Una ricostruzione senza vinti né vincitori
Dalla release scenica finale, Wanna è un documentario che cattura l’attenzione fin dal primo minuto. Sarà per la presenza della Marchi che è ancora camaleontica o per la ricostruzione minuziosa dei fatti, ma il nuovo progetto tutto italiano di Netflix convince senza e se e senza ma. Ne esce fuori, non solo un ritratto di un’epoca che fu, ma soprattutto una disanima intelligente e barbara di un fatto realmente accaduto. Wanna non prende le parti di nessuno, né degli accusati né delle vittime. Non fa altro che raccontare una storia. Sta al pubblico trarre le conclusioni. Non c’è infatti un vinto e non c’è un vincitore.
Perché vedere il documentario?
4 episodi che scorrono con facilità, costruiti proprio per un binge watching vorace e selvaggio.
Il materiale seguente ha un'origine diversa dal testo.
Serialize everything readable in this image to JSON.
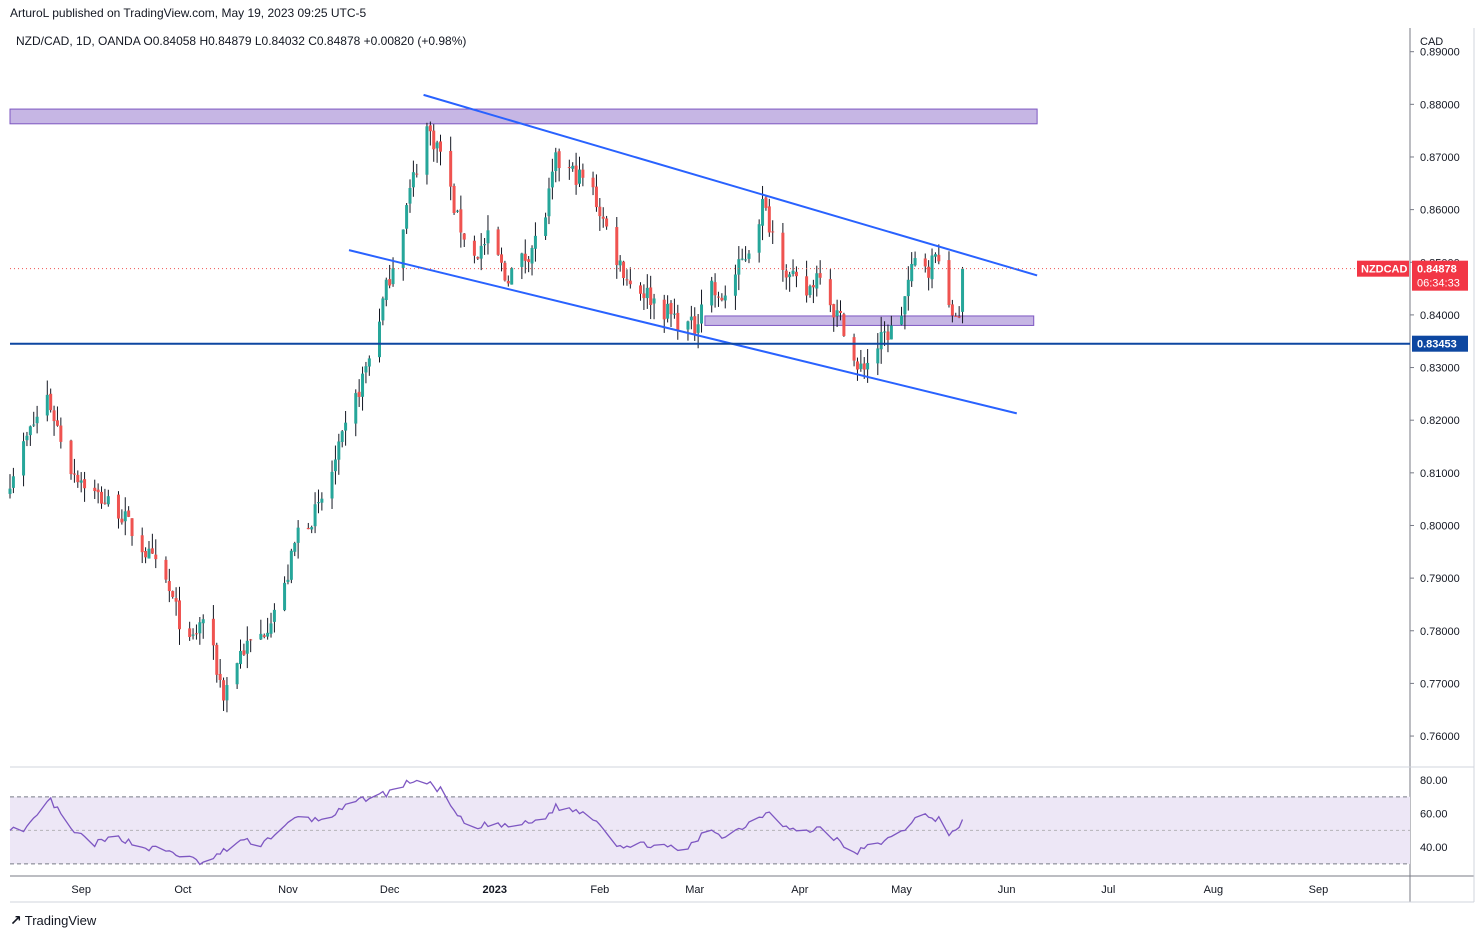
{
  "header": {
    "published": "ArturoL published on TradingView.com, May 19, 2023 09:25 UTC-5"
  },
  "footer": {
    "brand": "TradingView"
  },
  "colors": {
    "up": "#26a69a",
    "down": "#ef5350",
    "trendline": "#2962ff",
    "zone_fill": "#b39ddb",
    "support_line": "#0d47a1",
    "rsi": "#7e57c2",
    "rsi_band": "#ede7f6",
    "badge_red": "#f23645",
    "badge_blue": "#0d47a1"
  },
  "chart_data": {
    "type": "candlestick",
    "symbol_info": {
      "pair": "NZD/CAD",
      "interval": "1D",
      "broker": "OANDA",
      "open": "O0.84058",
      "high": "H0.84879",
      "low": "L0.84032",
      "close": "C0.84878",
      "change": "+0.00820 (+0.98%)"
    },
    "price_axis": {
      "currency": "CAD",
      "ticks": [
        "0.89000",
        "0.88000",
        "0.87000",
        "0.86000",
        "0.85000",
        "0.84000",
        "0.83000",
        "0.82000",
        "0.81000",
        "0.80000",
        "0.79000",
        "0.78000",
        "0.77000",
        "0.76000"
      ],
      "range": [
        0.7545,
        0.8945
      ]
    },
    "time_axis": {
      "labels": [
        "Sep",
        "Oct",
        "Nov",
        "Dec",
        "2023",
        "Feb",
        "Mar",
        "Apr",
        "May",
        "Jun",
        "Jul",
        "Aug",
        "Sep"
      ],
      "start": "2022-08-11",
      "end": "2023-09-28"
    },
    "current_price": {
      "symbol": "NZDCAD",
      "price": "0.84878",
      "countdown": "06:34:33",
      "value": 0.84878
    },
    "support_level": {
      "label": "0.83453",
      "value": 0.83453
    },
    "zones": [
      {
        "x_from": "2022-08-11",
        "x_to": "2023-06-10",
        "y_from": 0.8763,
        "y_to": 0.8791
      },
      {
        "x_from": "2023-03-04",
        "x_to": "2023-06-09",
        "y_from": 0.838,
        "y_to": 0.8398
      }
    ],
    "trendlines": [
      {
        "name": "upper",
        "x1": "2022-12-11",
        "y1": 0.8818,
        "x2": "2023-06-10",
        "y2": 0.8475
      },
      {
        "name": "lower",
        "x1": "2022-11-19",
        "y1": 0.8523,
        "x2": "2023-06-04",
        "y2": 0.8213
      }
    ],
    "price_path": [
      [
        "2022-08-11",
        0.809
      ],
      [
        "2022-08-17",
        0.818
      ],
      [
        "2022-08-22",
        0.8245
      ],
      [
        "2022-08-29",
        0.811
      ],
      [
        "2022-09-05",
        0.806
      ],
      [
        "2022-09-12",
        0.803
      ],
      [
        "2022-09-19",
        0.796
      ],
      [
        "2022-09-26",
        0.789
      ],
      [
        "2022-10-03",
        0.777
      ],
      [
        "2022-10-07",
        0.7825
      ],
      [
        "2022-10-13",
        0.768
      ],
      [
        "2022-10-18",
        0.776
      ],
      [
        "2022-10-24",
        0.779
      ],
      [
        "2022-10-31",
        0.788
      ],
      [
        "2022-11-04",
        0.799
      ],
      [
        "2022-11-10",
        0.803
      ],
      [
        "2022-11-15",
        0.812
      ],
      [
        "2022-11-20",
        0.822
      ],
      [
        "2022-11-25",
        0.832
      ],
      [
        "2022-11-30",
        0.845
      ],
      [
        "2022-12-04",
        0.855
      ],
      [
        "2022-12-08",
        0.866
      ],
      [
        "2022-12-12",
        0.8755
      ],
      [
        "2022-12-16",
        0.871
      ],
      [
        "2022-12-21",
        0.858
      ],
      [
        "2022-12-26",
        0.851
      ],
      [
        "2022-12-31",
        0.855
      ],
      [
        "2023-01-04",
        0.847
      ],
      [
        "2023-01-10",
        0.851
      ],
      [
        "2023-01-15",
        0.856
      ],
      [
        "2023-01-19",
        0.869
      ],
      [
        "2023-01-24",
        0.867
      ],
      [
        "2023-01-29",
        0.865
      ],
      [
        "2023-02-02",
        0.858
      ],
      [
        "2023-02-06",
        0.851
      ],
      [
        "2023-02-10",
        0.846
      ],
      [
        "2023-02-15",
        0.844
      ],
      [
        "2023-02-20",
        0.841
      ],
      [
        "2023-02-25",
        0.8385
      ],
      [
        "2023-03-01",
        0.8375
      ],
      [
        "2023-03-05",
        0.848
      ],
      [
        "2023-03-08",
        0.842
      ],
      [
        "2023-03-13",
        0.8475
      ],
      [
        "2023-03-18",
        0.854
      ],
      [
        "2023-03-21",
        0.861
      ],
      [
        "2023-03-25",
        0.854
      ],
      [
        "2023-03-29",
        0.847
      ],
      [
        "2023-04-03",
        0.844
      ],
      [
        "2023-04-07",
        0.849
      ],
      [
        "2023-04-11",
        0.841
      ],
      [
        "2023-04-14",
        0.838
      ],
      [
        "2023-04-18",
        0.829
      ],
      [
        "2023-04-22",
        0.832
      ],
      [
        "2023-04-26",
        0.836
      ],
      [
        "2023-04-30",
        0.838
      ],
      [
        "2023-05-03",
        0.846
      ],
      [
        "2023-05-06",
        0.852
      ],
      [
        "2023-05-09",
        0.849
      ],
      [
        "2023-05-12",
        0.852
      ],
      [
        "2023-05-15",
        0.84
      ],
      [
        "2023-05-18",
        0.8406
      ],
      [
        "2023-05-19",
        0.8488
      ]
    ],
    "rsi": {
      "ticks": [
        "80.00",
        "60.00",
        "40.00"
      ],
      "range": [
        24,
        86
      ],
      "upper_band": 70,
      "middle": 50,
      "lower_band": 30,
      "path": [
        [
          "2022-08-11",
          52
        ],
        [
          "2022-08-15",
          48
        ],
        [
          "2022-08-21",
          64
        ],
        [
          "2022-08-23",
          68
        ],
        [
          "2022-08-29",
          50
        ],
        [
          "2022-09-05",
          42
        ],
        [
          "2022-09-12",
          46
        ],
        [
          "2022-09-19",
          40
        ],
        [
          "2022-09-26",
          38
        ],
        [
          "2022-10-02",
          34
        ],
        [
          "2022-10-07",
          30
        ],
        [
          "2022-10-12",
          36
        ],
        [
          "2022-10-18",
          44
        ],
        [
          "2022-10-24",
          42
        ],
        [
          "2022-10-31",
          52
        ],
        [
          "2022-11-04",
          58
        ],
        [
          "2022-11-10",
          56
        ],
        [
          "2022-11-15",
          60
        ],
        [
          "2022-11-20",
          66
        ],
        [
          "2022-11-25",
          70
        ],
        [
          "2022-11-30",
          72
        ],
        [
          "2022-12-04",
          76
        ],
        [
          "2022-12-08",
          80
        ],
        [
          "2022-12-12",
          78
        ],
        [
          "2022-12-16",
          74
        ],
        [
          "2022-12-21",
          58
        ],
        [
          "2022-12-26",
          50
        ],
        [
          "2022-12-31",
          55
        ],
        [
          "2023-01-04",
          52
        ],
        [
          "2023-01-10",
          54
        ],
        [
          "2023-01-15",
          56
        ],
        [
          "2023-01-19",
          64
        ],
        [
          "2023-01-24",
          62
        ],
        [
          "2023-01-29",
          60
        ],
        [
          "2023-02-02",
          52
        ],
        [
          "2023-02-06",
          42
        ],
        [
          "2023-02-10",
          40
        ],
        [
          "2023-02-15",
          42
        ],
        [
          "2023-02-20",
          40
        ],
        [
          "2023-02-25",
          38
        ],
        [
          "2023-03-01",
          42
        ],
        [
          "2023-03-05",
          52
        ],
        [
          "2023-03-10",
          46
        ],
        [
          "2023-03-15",
          52
        ],
        [
          "2023-03-20",
          58
        ],
        [
          "2023-03-23",
          62
        ],
        [
          "2023-03-28",
          52
        ],
        [
          "2023-04-02",
          48
        ],
        [
          "2023-04-07",
          52
        ],
        [
          "2023-04-12",
          44
        ],
        [
          "2023-04-17",
          36
        ],
        [
          "2023-04-21",
          40
        ],
        [
          "2023-04-26",
          44
        ],
        [
          "2023-04-30",
          46
        ],
        [
          "2023-05-04",
          56
        ],
        [
          "2023-05-07",
          60
        ],
        [
          "2023-05-10",
          56
        ],
        [
          "2023-05-13",
          60
        ],
        [
          "2023-05-15",
          48
        ],
        [
          "2023-05-18",
          50
        ],
        [
          "2023-05-19",
          58
        ]
      ]
    }
  }
}
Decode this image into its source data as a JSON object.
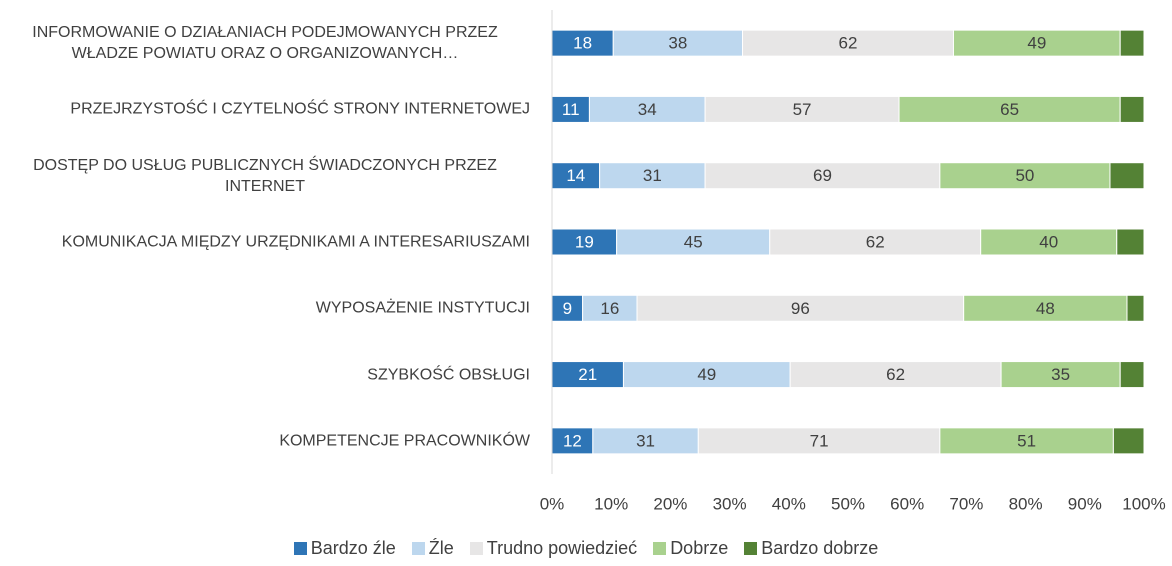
{
  "chart_data": {
    "type": "stacked_bar_100",
    "categories": [
      "INFORMOWANIE O DZIAŁANIACH PODEJMOWANYCH PRZEZ WŁADZE POWIATU ORAZ O ORGANIZOWANYCH…",
      "PRZEJRZYSTOŚĆ I CZYTELNOŚĆ STRONY INTERNETOWEJ",
      "DOSTĘP DO USŁUG PUBLICZNYCH ŚWIADCZONYCH PRZEZ INTERNET",
      "KOMUNIKACJA MIĘDZY URZĘDNIKAMI A INTERESARIUSZAMI",
      "WYPOSAŻENIE INSTYTUCJI",
      "SZYBKOŚĆ OBSŁUGI",
      "KOMPETENCJE PRACOWNIKÓW"
    ],
    "series": [
      {
        "name": "Bardzo źle",
        "color": "#2e75b6",
        "label_color": "#ffffff",
        "values": [
          18,
          11,
          14,
          19,
          9,
          21,
          12
        ]
      },
      {
        "name": "Źle",
        "color": "#bdd7ee",
        "label_color": "#404040",
        "values": [
          38,
          34,
          31,
          45,
          16,
          49,
          31
        ]
      },
      {
        "name": "Trudno powiedzieć",
        "color": "#e7e6e6",
        "label_color": "#404040",
        "values": [
          62,
          57,
          69,
          62,
          96,
          62,
          71
        ]
      },
      {
        "name": "Dobrze",
        "color": "#a9d18e",
        "label_color": "#404040",
        "values": [
          49,
          65,
          50,
          40,
          48,
          35,
          51
        ]
      },
      {
        "name": "Bardzo dobrze",
        "color": "#548235",
        "label_color": "#ffffff",
        "data_labels": false,
        "values": [
          7,
          7,
          10,
          8,
          5,
          7,
          9
        ]
      }
    ],
    "xlim": [
      0,
      100
    ],
    "xticks": [
      {
        "value": 0,
        "label": "0%"
      },
      {
        "value": 10,
        "label": "10%"
      },
      {
        "value": 20,
        "label": "20%"
      },
      {
        "value": 30,
        "label": "30%"
      },
      {
        "value": 40,
        "label": "40%"
      },
      {
        "value": 50,
        "label": "50%"
      },
      {
        "value": 60,
        "label": "60%"
      },
      {
        "value": 70,
        "label": "70%"
      },
      {
        "value": 80,
        "label": "80%"
      },
      {
        "value": 90,
        "label": "90%"
      },
      {
        "value": 100,
        "label": "100%"
      }
    ],
    "grid": false,
    "legend": "bottom"
  }
}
Piace perché ha un ritmo dinamico e perché alterna le interviste ai filmati di repertorio. È da vedere non solo per conoscere a fondo la verità dietro la truffa all’italiana più mediatica del secolo, ma per riverberare gli usi e costumi degli anni ’80 che ritornano con i loro vizi e le loro (poche) virtù.
Tutto grazie a un servizio di Striscia la Notizia
La storia dietro la fiction è nota a tutti. La Marchi, già conosciuta alla autorità per il fallimento della sua società a inizio anni ’90, torna in auge e più forte che mai con il maestro di vita e il mago Do Nascimento, vendendo in tv numeri fortunati e sali contro il malocchio. Cosa strana, è stata proprio Striscia La Notizia, che nel novembre del 2001, indaga sulle trasmissioni della Marchi dopo una denuncia e, pian piano, scoperchia un pericoloso Vaso di Pandora.
All’epoca, Jimmy Ghione non aveva mai immaginato che questo servizio avrebbe messo in moto la macchina giudiziaria, e che avrebbe messo fine all’impero della Marchi e della Nobile. Si conta che la trasmissione di Canale 5 ha tenuto incollato allo schermo ben 14 milioni di telespettatori a puntata.